In [1]:
import pandas as pd
from functions import *

Load the data

In [2]:
file_path = 'C:/Users/HP/Desktop/Traineeship/data/reg_age.xlsx'

xls = pd.ExcelFile(file_path)

sheets = pd.read_excel(xls, sheet_name=None)

print(sheets.keys())

dict_keys(['2014', '2015', '2016', '2017', '2018', '2019', '2020', '2021', '2022', '2023', '2024'])


In [3]:
df_list = []

for year in sheets:
    df = pd.read_excel(file_path, sheet_name=year, skiprows=[0])

    # Clean Fascia
    df['Fascia'] = df['Fascia'].replace({'100+': 100})
    df['Fascia'] = pd.to_numeric(df['Fascia'], errors='coerce')
    df = df.dropna(subset=['Fascia'])
    df['Fascia'] = df['Fascia'].astype(int)

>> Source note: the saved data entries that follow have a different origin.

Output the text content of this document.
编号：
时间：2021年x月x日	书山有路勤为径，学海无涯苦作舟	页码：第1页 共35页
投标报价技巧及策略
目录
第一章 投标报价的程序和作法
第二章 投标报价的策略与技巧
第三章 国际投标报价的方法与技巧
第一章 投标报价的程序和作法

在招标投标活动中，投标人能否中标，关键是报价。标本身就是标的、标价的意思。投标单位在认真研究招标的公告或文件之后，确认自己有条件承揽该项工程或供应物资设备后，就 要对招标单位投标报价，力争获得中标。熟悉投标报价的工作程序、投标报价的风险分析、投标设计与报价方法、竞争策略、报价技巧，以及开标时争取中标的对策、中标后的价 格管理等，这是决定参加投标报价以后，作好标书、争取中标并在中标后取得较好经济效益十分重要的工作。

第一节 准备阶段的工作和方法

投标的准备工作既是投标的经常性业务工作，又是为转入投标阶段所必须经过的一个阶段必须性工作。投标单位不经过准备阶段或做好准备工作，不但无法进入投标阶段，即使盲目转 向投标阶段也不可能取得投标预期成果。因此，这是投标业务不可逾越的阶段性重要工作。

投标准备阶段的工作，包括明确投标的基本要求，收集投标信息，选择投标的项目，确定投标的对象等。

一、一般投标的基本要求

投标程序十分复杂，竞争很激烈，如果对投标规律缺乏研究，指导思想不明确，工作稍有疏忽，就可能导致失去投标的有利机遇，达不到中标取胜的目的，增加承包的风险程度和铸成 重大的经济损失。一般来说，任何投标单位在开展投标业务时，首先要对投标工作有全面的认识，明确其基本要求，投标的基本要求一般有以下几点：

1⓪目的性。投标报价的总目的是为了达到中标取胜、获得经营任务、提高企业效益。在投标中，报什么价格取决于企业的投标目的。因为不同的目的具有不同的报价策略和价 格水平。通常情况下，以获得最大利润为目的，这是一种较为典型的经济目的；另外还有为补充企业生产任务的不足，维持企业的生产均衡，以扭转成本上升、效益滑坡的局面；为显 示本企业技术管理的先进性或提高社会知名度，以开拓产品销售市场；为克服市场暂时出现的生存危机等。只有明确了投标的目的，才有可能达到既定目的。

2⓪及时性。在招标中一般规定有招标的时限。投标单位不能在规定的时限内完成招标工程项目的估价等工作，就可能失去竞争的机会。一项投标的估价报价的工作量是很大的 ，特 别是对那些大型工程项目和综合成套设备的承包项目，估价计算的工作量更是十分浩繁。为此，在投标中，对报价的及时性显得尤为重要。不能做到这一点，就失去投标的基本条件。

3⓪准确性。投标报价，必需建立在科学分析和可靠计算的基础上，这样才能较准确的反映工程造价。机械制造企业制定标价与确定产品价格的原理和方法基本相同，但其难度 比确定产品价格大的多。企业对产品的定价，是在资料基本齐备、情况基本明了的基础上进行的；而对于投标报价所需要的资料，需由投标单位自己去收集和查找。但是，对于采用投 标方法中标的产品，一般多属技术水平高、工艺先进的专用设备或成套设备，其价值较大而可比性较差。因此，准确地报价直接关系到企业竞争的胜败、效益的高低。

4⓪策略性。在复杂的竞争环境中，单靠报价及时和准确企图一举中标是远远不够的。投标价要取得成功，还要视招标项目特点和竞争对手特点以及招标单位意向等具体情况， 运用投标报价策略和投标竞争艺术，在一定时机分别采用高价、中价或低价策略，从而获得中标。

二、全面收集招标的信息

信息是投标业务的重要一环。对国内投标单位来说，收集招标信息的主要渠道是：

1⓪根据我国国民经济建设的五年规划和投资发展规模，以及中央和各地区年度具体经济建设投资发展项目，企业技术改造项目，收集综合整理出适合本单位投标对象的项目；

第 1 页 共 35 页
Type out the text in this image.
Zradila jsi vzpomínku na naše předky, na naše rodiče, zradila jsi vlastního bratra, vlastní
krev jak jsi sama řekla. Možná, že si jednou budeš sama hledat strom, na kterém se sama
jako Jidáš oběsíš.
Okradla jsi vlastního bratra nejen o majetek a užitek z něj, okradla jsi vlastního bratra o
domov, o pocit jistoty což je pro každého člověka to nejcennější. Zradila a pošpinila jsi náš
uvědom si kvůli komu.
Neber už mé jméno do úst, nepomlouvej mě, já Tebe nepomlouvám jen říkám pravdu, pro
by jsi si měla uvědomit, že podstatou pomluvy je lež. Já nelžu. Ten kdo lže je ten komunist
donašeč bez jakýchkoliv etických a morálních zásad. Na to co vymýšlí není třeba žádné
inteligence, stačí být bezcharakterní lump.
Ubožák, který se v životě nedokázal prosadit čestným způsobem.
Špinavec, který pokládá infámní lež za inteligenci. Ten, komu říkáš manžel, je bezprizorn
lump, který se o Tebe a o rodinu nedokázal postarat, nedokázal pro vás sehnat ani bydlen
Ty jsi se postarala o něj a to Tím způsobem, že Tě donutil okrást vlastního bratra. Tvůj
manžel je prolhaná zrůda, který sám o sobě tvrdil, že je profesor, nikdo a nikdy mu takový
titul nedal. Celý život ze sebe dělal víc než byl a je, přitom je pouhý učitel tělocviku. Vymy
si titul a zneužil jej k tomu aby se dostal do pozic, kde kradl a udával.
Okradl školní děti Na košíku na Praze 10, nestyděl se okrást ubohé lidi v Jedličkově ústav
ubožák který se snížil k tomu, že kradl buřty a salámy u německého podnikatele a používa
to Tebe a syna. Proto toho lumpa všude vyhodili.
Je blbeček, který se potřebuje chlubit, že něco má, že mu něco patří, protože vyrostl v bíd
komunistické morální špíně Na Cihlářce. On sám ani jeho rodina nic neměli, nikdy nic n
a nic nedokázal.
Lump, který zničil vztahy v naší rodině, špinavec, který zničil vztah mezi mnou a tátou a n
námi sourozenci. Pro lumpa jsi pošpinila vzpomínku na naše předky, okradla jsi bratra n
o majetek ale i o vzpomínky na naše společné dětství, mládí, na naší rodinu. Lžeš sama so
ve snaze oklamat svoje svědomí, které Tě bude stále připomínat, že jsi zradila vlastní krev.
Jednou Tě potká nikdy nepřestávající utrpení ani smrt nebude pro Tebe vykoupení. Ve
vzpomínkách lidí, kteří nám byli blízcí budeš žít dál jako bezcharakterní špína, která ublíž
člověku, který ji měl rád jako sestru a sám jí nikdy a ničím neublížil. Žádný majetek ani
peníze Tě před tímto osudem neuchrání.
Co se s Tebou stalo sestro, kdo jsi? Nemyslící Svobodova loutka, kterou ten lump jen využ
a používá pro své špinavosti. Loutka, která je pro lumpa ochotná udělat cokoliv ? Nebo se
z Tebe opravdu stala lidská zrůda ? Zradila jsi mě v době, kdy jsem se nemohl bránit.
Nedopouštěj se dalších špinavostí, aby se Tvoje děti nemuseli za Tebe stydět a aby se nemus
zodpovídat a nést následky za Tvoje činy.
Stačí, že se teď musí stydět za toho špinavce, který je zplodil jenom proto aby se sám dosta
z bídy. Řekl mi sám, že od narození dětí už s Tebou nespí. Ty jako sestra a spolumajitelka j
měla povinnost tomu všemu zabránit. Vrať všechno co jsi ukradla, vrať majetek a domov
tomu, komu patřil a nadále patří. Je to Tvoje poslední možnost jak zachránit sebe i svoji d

    # Remove 'Italia' column
    df = df.drop(columns=['Italia'], errors='ignore')

    # Region columns
    region_cols = df.columns.drop('Fascia')
    df[region_cols] = (
        df[region_cols]
        .astype(str)
        .replace(r'\.', '', regex=True)
        .apply(pd.to_numeric, errors='coerce')
    )

    # Weighted averages
    weighted_avg = (
        df[region_cols].mul(df['Fascia'], axis=0).sum()
        / df[region_cols].sum()
    )

    over65 = (
        ((df.loc[df['Fascia'] >= 65, region_cols].sum()) / df[region_cols].sum())
        .rename('over65')
    )

    result = (
        weighted_avg
        .rename('reg_age_avg')
        .reset_index()
        .rename(columns={'index': 'region'})
    )

    result['year'] = int(year)

    result = pd.merge(result, over65.reset_index().rename(columns={'index': 'region'}), on='region')

    df_list.append(result)

df = pd.concat(df_list, ignore_index=True)


Save the data

In [4]:
df.to_parquet('datasets/macro/reg_age.parquet', index=None)